Ask HN: Why Is Stack Overflow Fading Away?

Evidence and extent of decline

  • Some ask whether SO is actually declining; linked community analysis suggests traffic and participation have fallen.
  • Several long‑time users report sharp drops in new upvotes and engagement starting around 2023.
  • Others say they still get answers to questions and mainly care about that, so “decline” is ambiguous.

Moderation, culture, and onboarding

  • Many describe SO as hostile: rude replies, bullying tone, “RTFM” culture, and downvotes without explanation.
  • Over‑aggressive closing as “duplicate,” “off‑topic,” or “too broad” is a recurring complaint, especially when older “canonical” questions are outdated or not quite relevant.
  • Newcomers feel they must master complex rules just to ask, and some answers or edits are rejected with opaque, boilerplate reasons.
  • The reputation system is seen as attracting “rule lawyers” and petty behavior; people talk about mods and high‑rep users acting like arbitrary gatekeepers.
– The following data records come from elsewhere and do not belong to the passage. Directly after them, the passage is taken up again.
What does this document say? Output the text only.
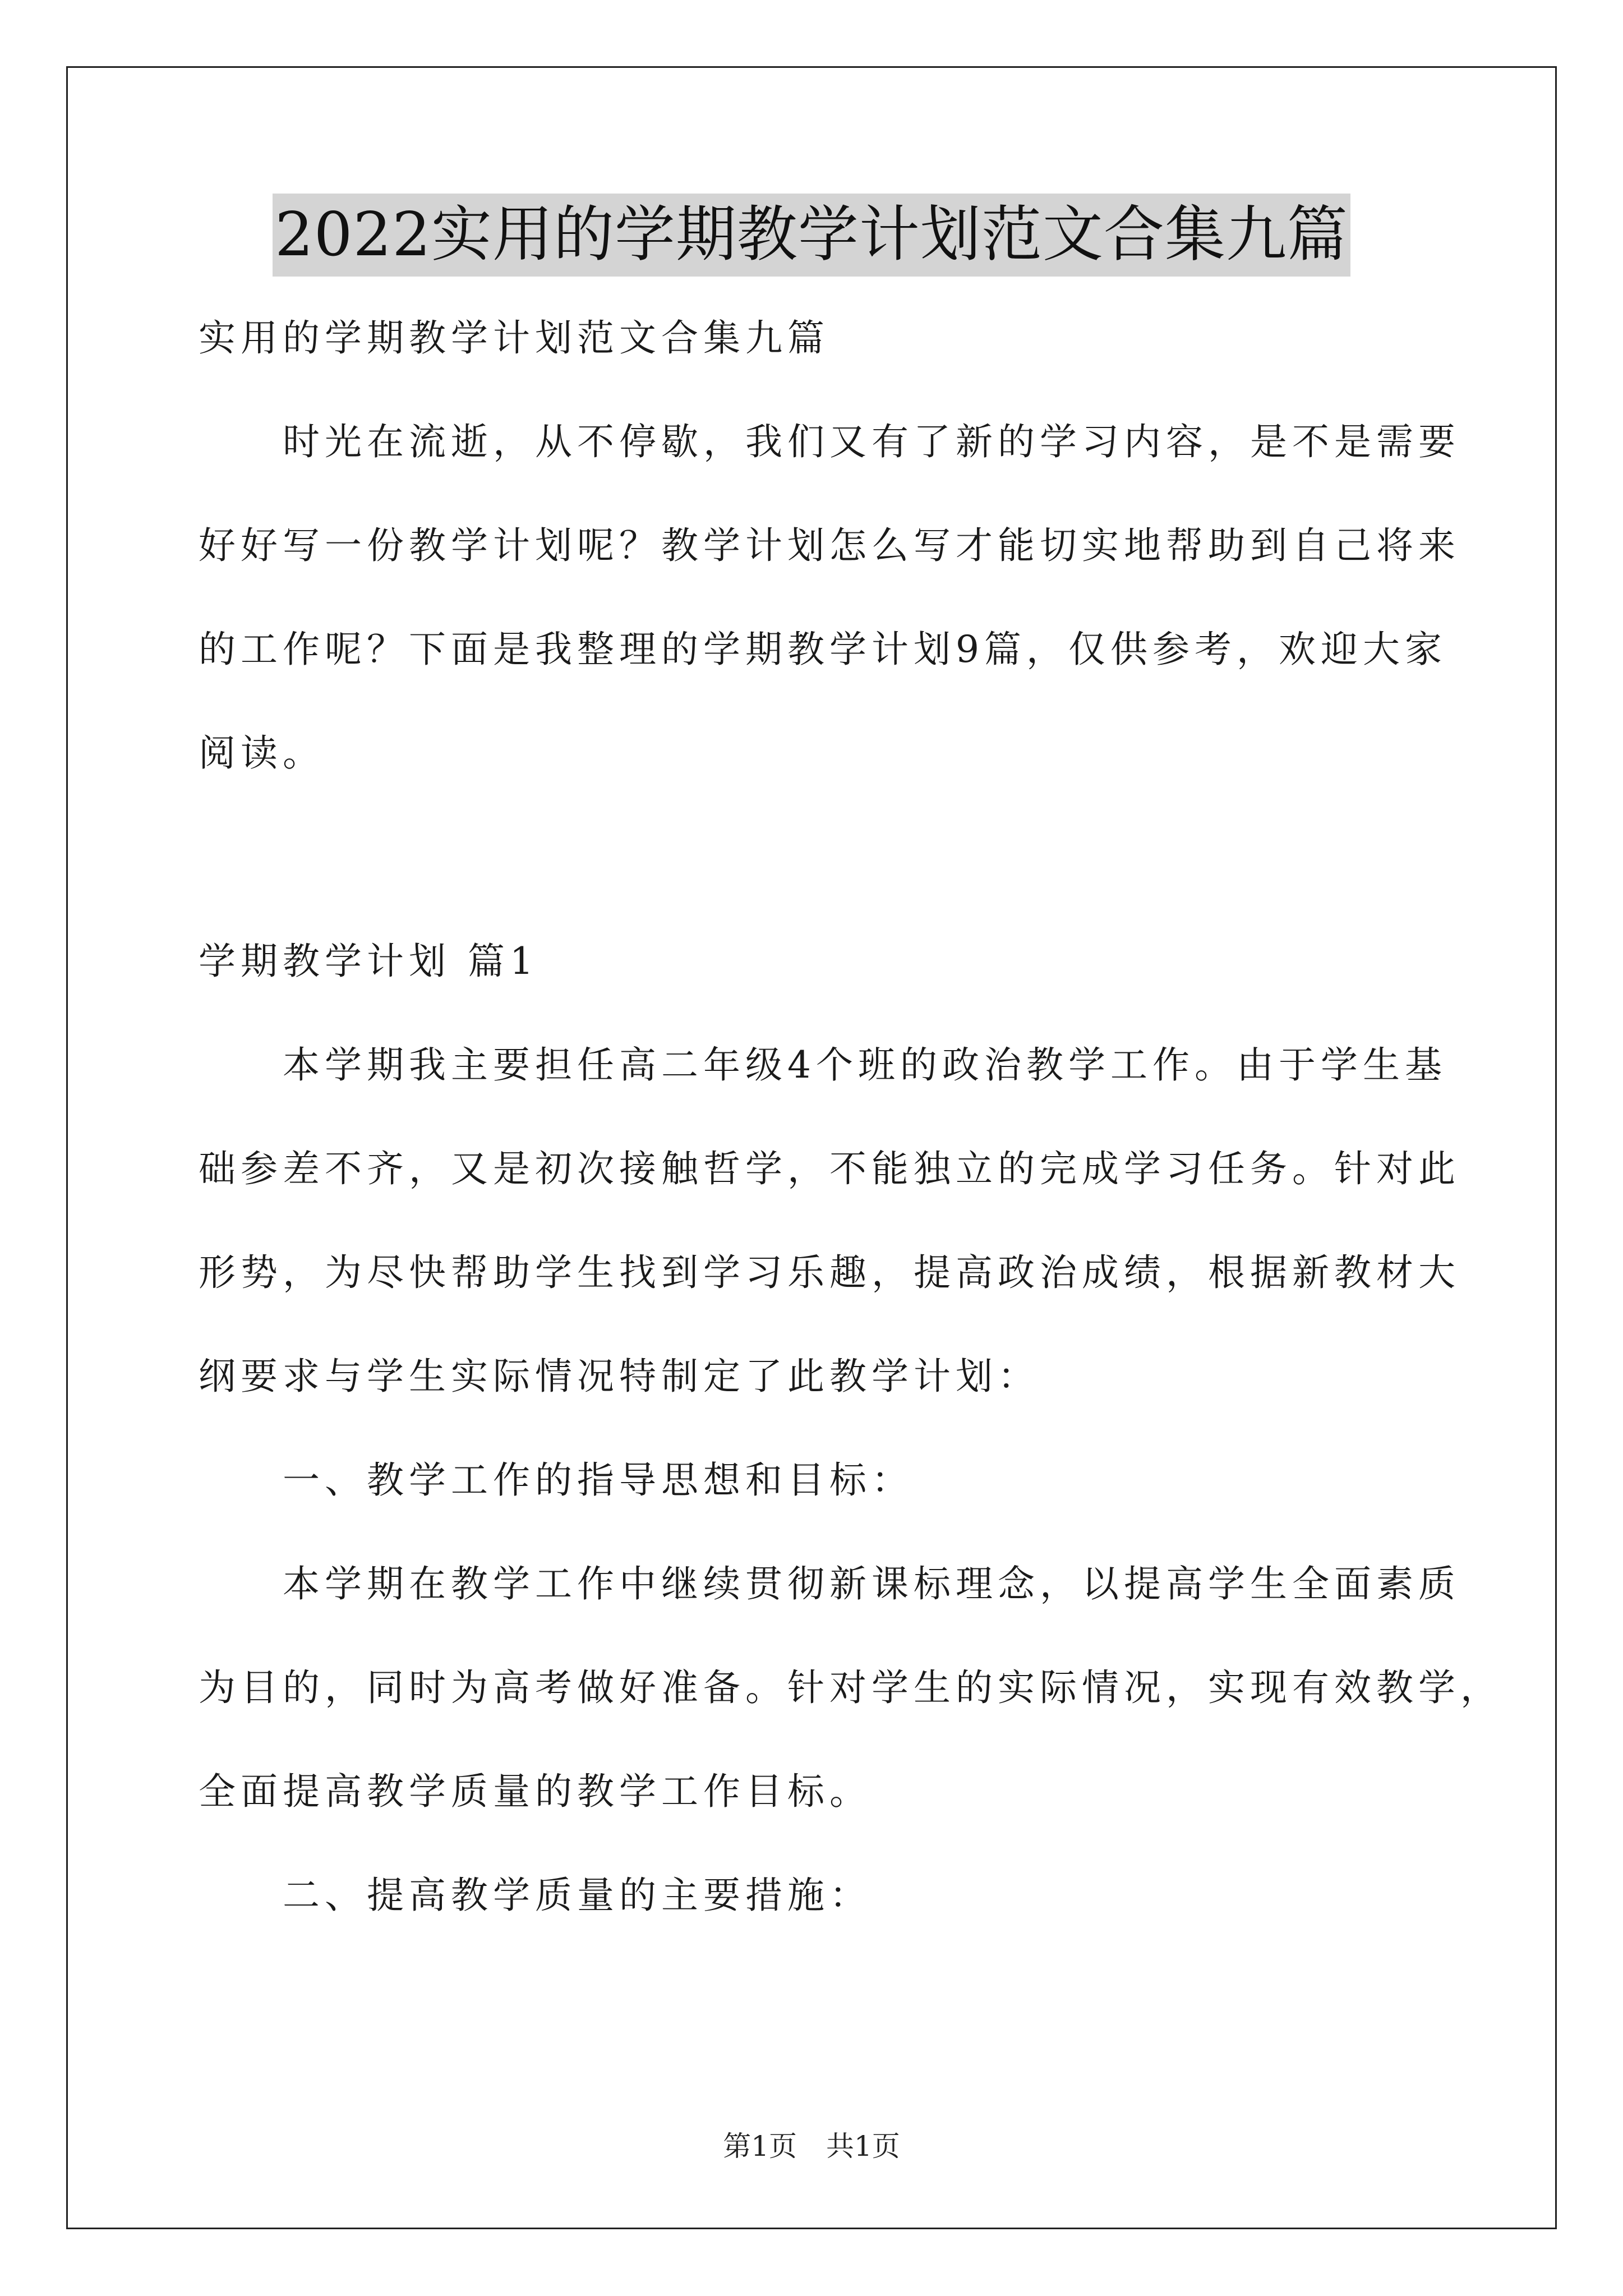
2022实用的学期教学计划范文合集九篇

实用的学期教学计划范文合集九篇

时光在流逝，从不停歇，我们又有了新的学习内容，是不是需要

好好写一份教学计划呢？教学计划怎么写才能切实地帮助到自己将来

的工作呢？下面是我整理的学期教学计划9篇，仅供参考，欢迎大家

阅读。

学期教学计划 篇1

本学期我主要担任高二年级4个班的政治教学工作。由于学生基

础参差不齐，又是初次接触哲学，不能独立的完成学习任务。针对此

形势，为尽快帮助学生找到学习乐趣，提高政治成绩，根据新教材大

纲要求与学生实际情况特制定了此教学计划：

一、教学工作的指导思想和目标：

本学期在教学工作中继续贯彻新课标理念，以提高学生全面素质

为目的，同时为高考做好准备。针对学生的实际情况，实现有效教学，

全面提高教学质量的教学工作目标。

二、提高教学质量的主要措施：

第1页 共1页
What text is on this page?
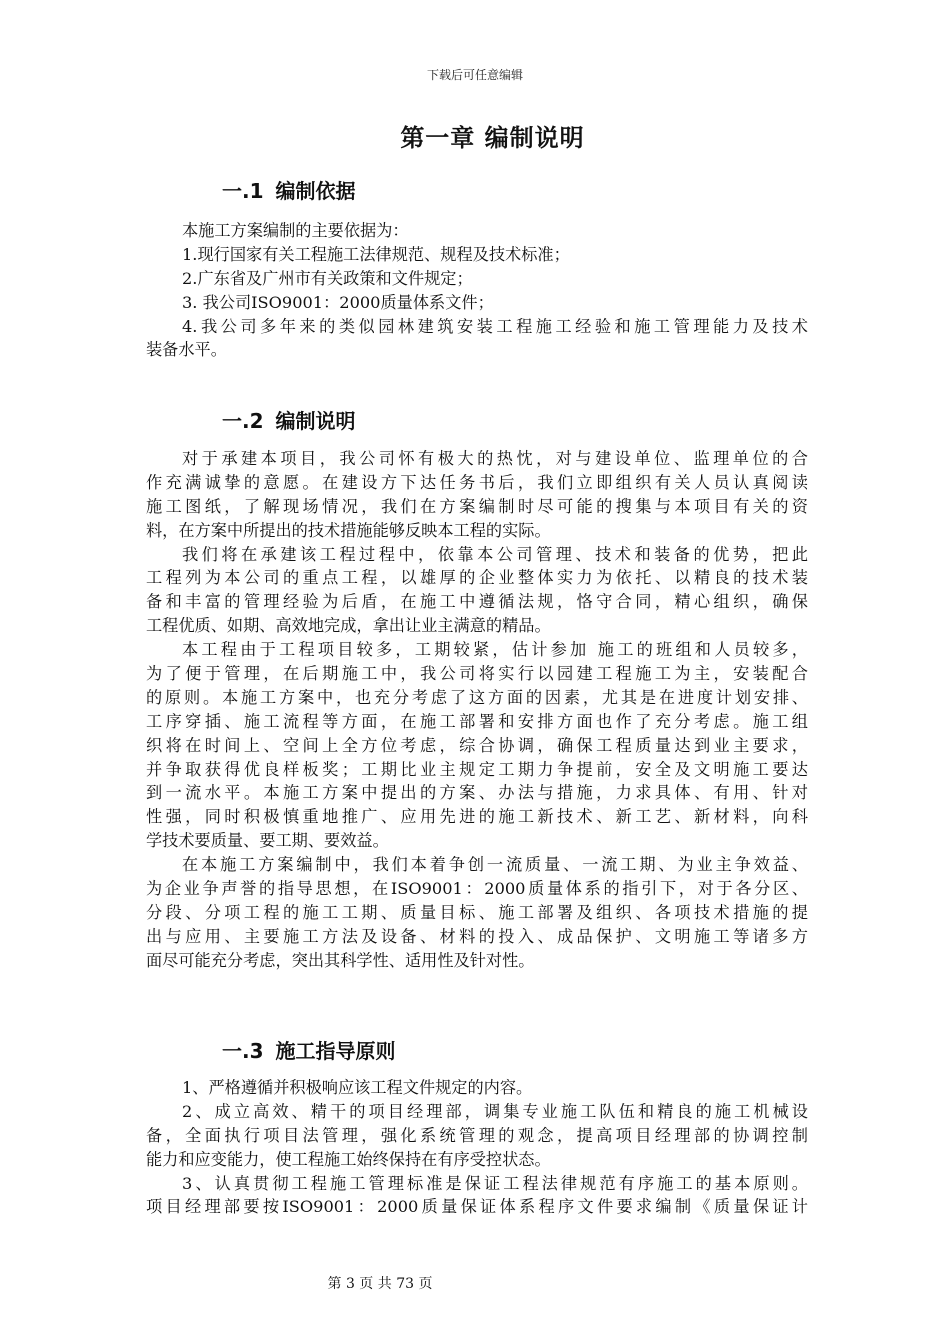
下载后可任意编辑
第一章 编制说明
一.1 编制依据
本施工方案编制的主要依据为：
1.现行国家有关工程施工法律规范、规程及技术标准；
2.广东省及广州市有关政策和文件规定；
3. 我公司ISO9001：2000质量体系文件；
4.我公司多年来的类似园林建筑安装工程施工经验和施工管理能力及技术
装备水平。
一.2 编制说明
对于承建本项目，我公司怀有极大的热忱，对与建设单位、监理单位的合
作充满诚挚的意愿。在建设方下达任务书后，我们立即组织有关人员认真阅读
施工图纸，了解现场情况，我们在方案编制时尽可能的搜集与本项目有关的资
料，在方案中所提出的技术措施能够反映本工程的实际。
我们将在承建该工程过程中，依靠本公司管理、技术和装备的优势，把此
工程列为本公司的重点工程，以雄厚的企业整体实力为依托、以精良的技术装
备和丰富的管理经验为后盾，在施工中遵循法规，恪守合同，精心组织，确保
工程优质、如期、高效地完成，拿出让业主满意的精品。
本工程由于工程项目较多，工期较紧，估计参加 施工的班组和人员较多，
为了便于管理，在后期施工中，我公司将实行以园建工程施工为主，安装配合
的原则。本施工方案中，也充分考虑了这方面的因素，尤其是在进度计划安排、
工序穿插、施工流程等方面，在施工部署和安排方面也作了充分考虑。施工组
织将在时间上、空间上全方位考虑，综合协调，确保工程质量达到业主要求，
并争取获得优良样板奖；工期比业主规定工期力争提前，安全及文明施工要达
到一流水平。本施工方案中提出的方案、办法与措施，力求具体、有用、针对
性强，同时积极慎重地推广、应用先进的施工新技术、新工艺、新材料，向科
学技术要质量、要工期、要效益。
在本施工方案编制中，我们本着争创一流质量、一流工期、为业主争效益、
为企业争声誉的指导思想，在ISO9001：2000质量体系的指引下，对于各分区、
分段、分项工程的施工工期、质量目标、施工部署及组织、各项技术措施的提
出与应用、主要施工方法及设备、材料的投入、成品保护、文明施工等诸多方
面尽可能充分考虑，突出其科学性、适用性及针对性。
一.3 施工指导原则
1、严格遵循并积极响应该工程文件规定的内容。
2、成立高效、精干的项目经理部，调集专业施工队伍和精良的施工机械设
备，全面执行项目法管理，强化系统管理的观念，提高项目经理部的协调控制
能力和应变能力，使工程施工始终保持在有序受控状态。
3、认真贯彻工程施工管理标准是保证工程法律规范有序施工的基本原则。
项目经理部要按ISO9001：2000质量保证体系程序文件要求编制《质量保证计
第 3 页 共 73 页
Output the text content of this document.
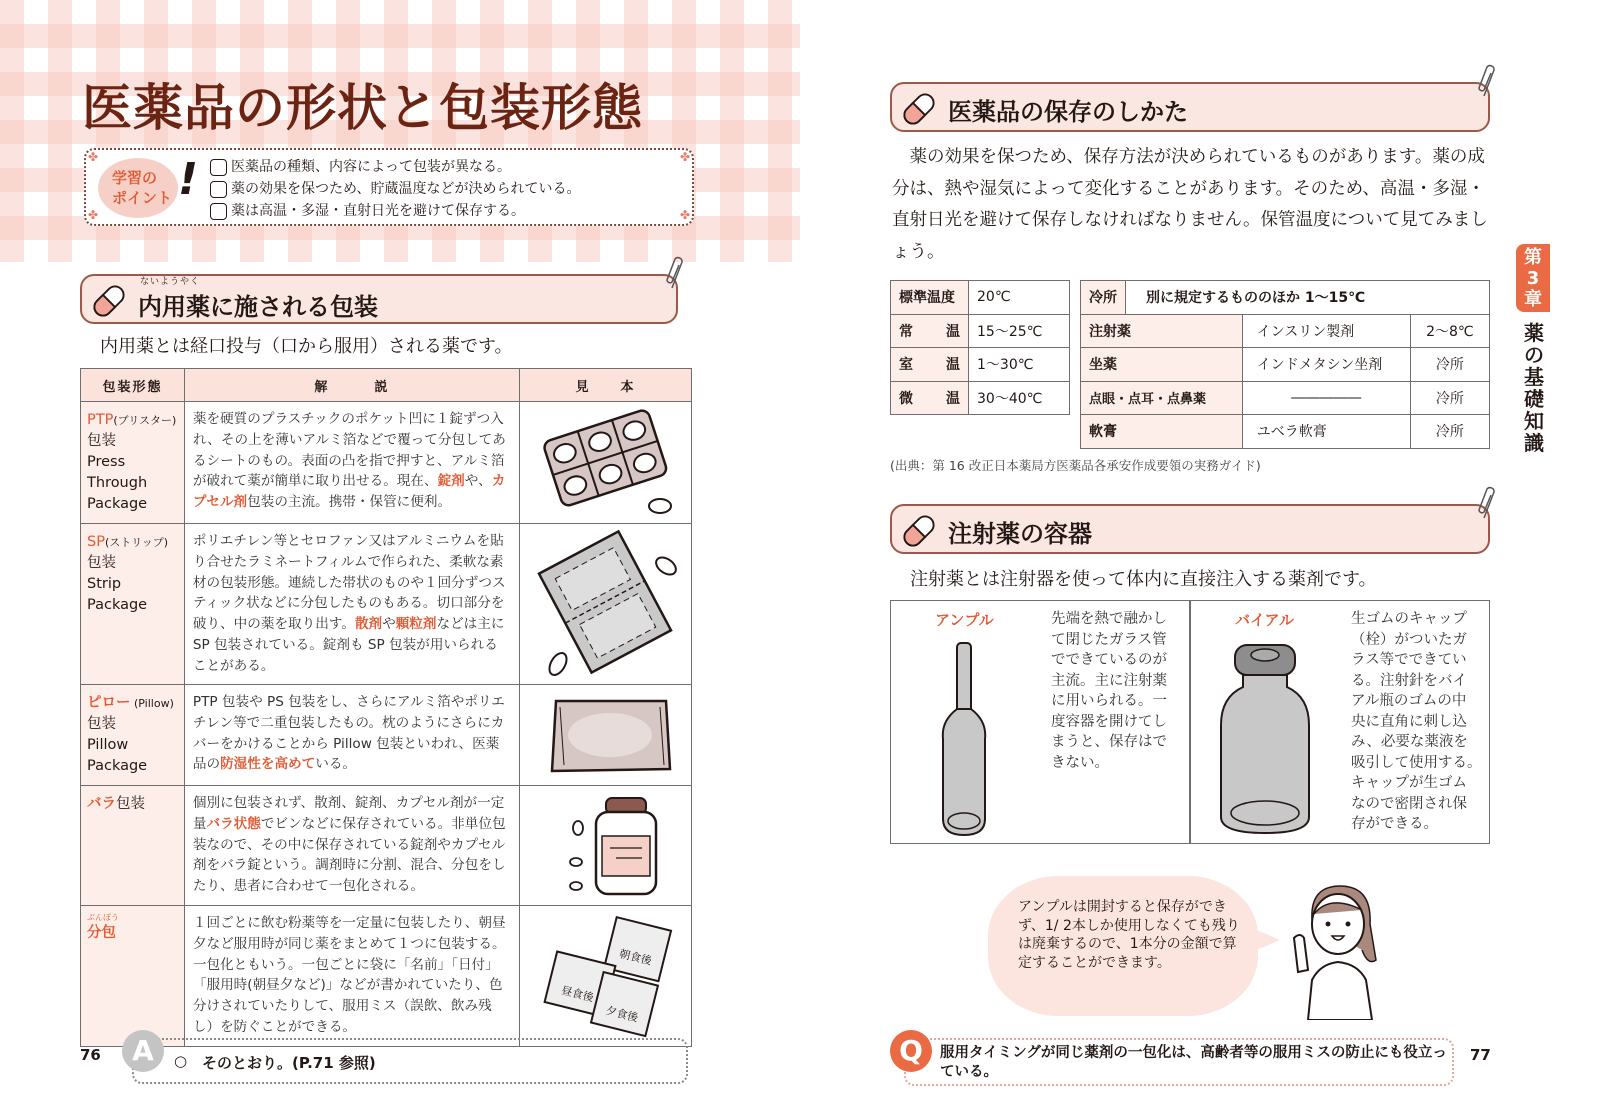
医薬品の形状と包装形態
✤	✤
✤	✤
学習の
ポイント ! 医薬品の種類、内容によって包装が異なる。
薬の効果を保つため、貯蔵温度などが決められている。
薬は高温・多湿・直射日光を避けて保存する。
ないようやく
内用薬に施される包装

内用薬とは経口投与（口から服用）される薬です。

包装形態	解　　　説	見　　本
PTP(ブリスター)
包装
Press
Through
Package	薬を硬質のプラスチックのポケット凹に１錠ずつ入れ、その上を薄いアルミ箔などで覆って分包してあるシートのもの。表面の凸を指で押すと、アルミ箔が破れて薬が簡単に取り出せる。現在、錠剤や、カプセル剤包装の主流。携帯・保管に便利。	
SP(ストリップ)
包装
Strip
Package	ポリエチレン等とセロファン又はアルミニウムを貼り合せたラミネートフィルムで作られた、柔軟な素材の包装形態。連続した帯状のものや１回分ずつスティック状などに分包したものもある。切口部分を破り、中の薬を取り出す。散剤や顆粒剤などは主に SP 包装されている。錠剤も SP 包装が用いられることがある。	
ピロー (Pillow)
包装
Pillow
Package	PTP 包装や PS 包装をし、さらにアルミ箔やポリエチレン等で二重包装したもの。枕のようにさらにカバーをかけることから Pillow 包装といわれ、医薬品の防湿性を高めている。	
バラ包装	個別に包装されず、散剤、錠剤、カプセル剤が一定量バラ状態でビンなどに保存されている。非単位包装なので、その中に保存されている錠剤やカプセル剤をバラ錠という。調剤時に分割、混合、分包をしたり、患者に合わせて一包化される。	

ぶんぽう
分包	１回ごとに飲む粉薬等を一定量に包装したり、朝昼夕など服用時が同じ薬をまとめて１つに包装する。一包化ともいう。一包ごとに袋に「名前」「日付」「服用時(朝昼夕など)」などが書かれていたり、色分けされていたりして、服用ミス（誤飲、飲み残し）を防ぐことができる。	朝食後
昼食後
夕食後
76	○ そのとおり。(P.71 参照)
A
医薬品の保存のしかた

　薬の効果を保つため、保存方法が決められているものがあります。薬の成分は、熱や湿気によって変化することがあります。そのため、高温・多湿・直射日光を避けて保存しなければなりません。保管温度について見てみましょう。

標準温度	20℃

常 温	15～25℃

室 温	1～30℃

微 温	30～40℃
冷所	別に規定するもののほか 1～15℃		
注射薬		インスリン製剤	2～8℃
坐薬		インドメタシン坐剤	冷所
点眼・点耳・点鼻薬		―――――	冷所
軟膏		ユベラ軟膏	冷所

(出典：第 16 改正日本薬局方医薬品各承安作成要領の実務ガイド)

注射薬の容器

注射薬とは注射器を使って体内に直接注入する薬剤です。

アンプル	先端を熱で融かし
て閉じたガラス管
でできているのが
主流。主に注射薬
に用いられる。一
度容器を開けてし
まうと、保存はで
きない。
バイアル	生ゴムのキャップ
（栓）がついたガ
ラス等でできてい
る。注射針をバイ
アル瓶のゴムの中
央に直角に刺し込
み、必要な薬液を
吸引して使用する。
キャップが生ゴム
なので密閉され保
存ができる。

アンプルは開封すると保存ができず、1/ 2本しか使用しなくても残りは廃棄するので、1本分の金額で算定することができます。

服用タイミングが同じ薬剤の一包化は、高齢者等の服用ミスの防止にも役立っている。
Q	77
第
3
章
薬
の
基
礎
知
識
Outdated answers and handling of time

  • A core issue: many top answers are old and now wrong or misleading, with no robust mechanism to:
    • Mark answers as version‑specific or stale.
    • Refresh questions without being closed as duplicates.
    • Surface newer, better answers over early, highly upvoted ones.
  • Users see contradictory policies: discouraged from updating old questions but blocked from asking new ones.

AI, search, and alternative channels

  • Widespread shift to LLMs: faster, friendlier, supports follow‑ups, tolerates “messy” questions.
  • GitHub Issues/Discussions, project Slacks/Discords, Reddit, and blogs are preferred for many tech stacks.
  • Some note Google surfaces SO less than before; spammy SO clones and better official docs also draw traffic away.

Company and product decisions

  • Multiple comments blame years of feature stagnation, UI nags, shutting/reworking jobs, and chasing monetization/AI deals.
  • Historical conflicts around licensing, community management, and dismissing power‑user feedback reportedly drove many core contributors away.

Suggested alternatives and missed directions

  • Ideas raised: wiki‑like or “hall of fame” canonical pages; better duplicate linking instead of closure; explicit versioning; owner‑controlled question edits; softer, more discussion‑friendly spaces.
  • Some argue SO’s model made sense in 2008, but the broader internet and tooling for dev communities have advanced while SO largely has not.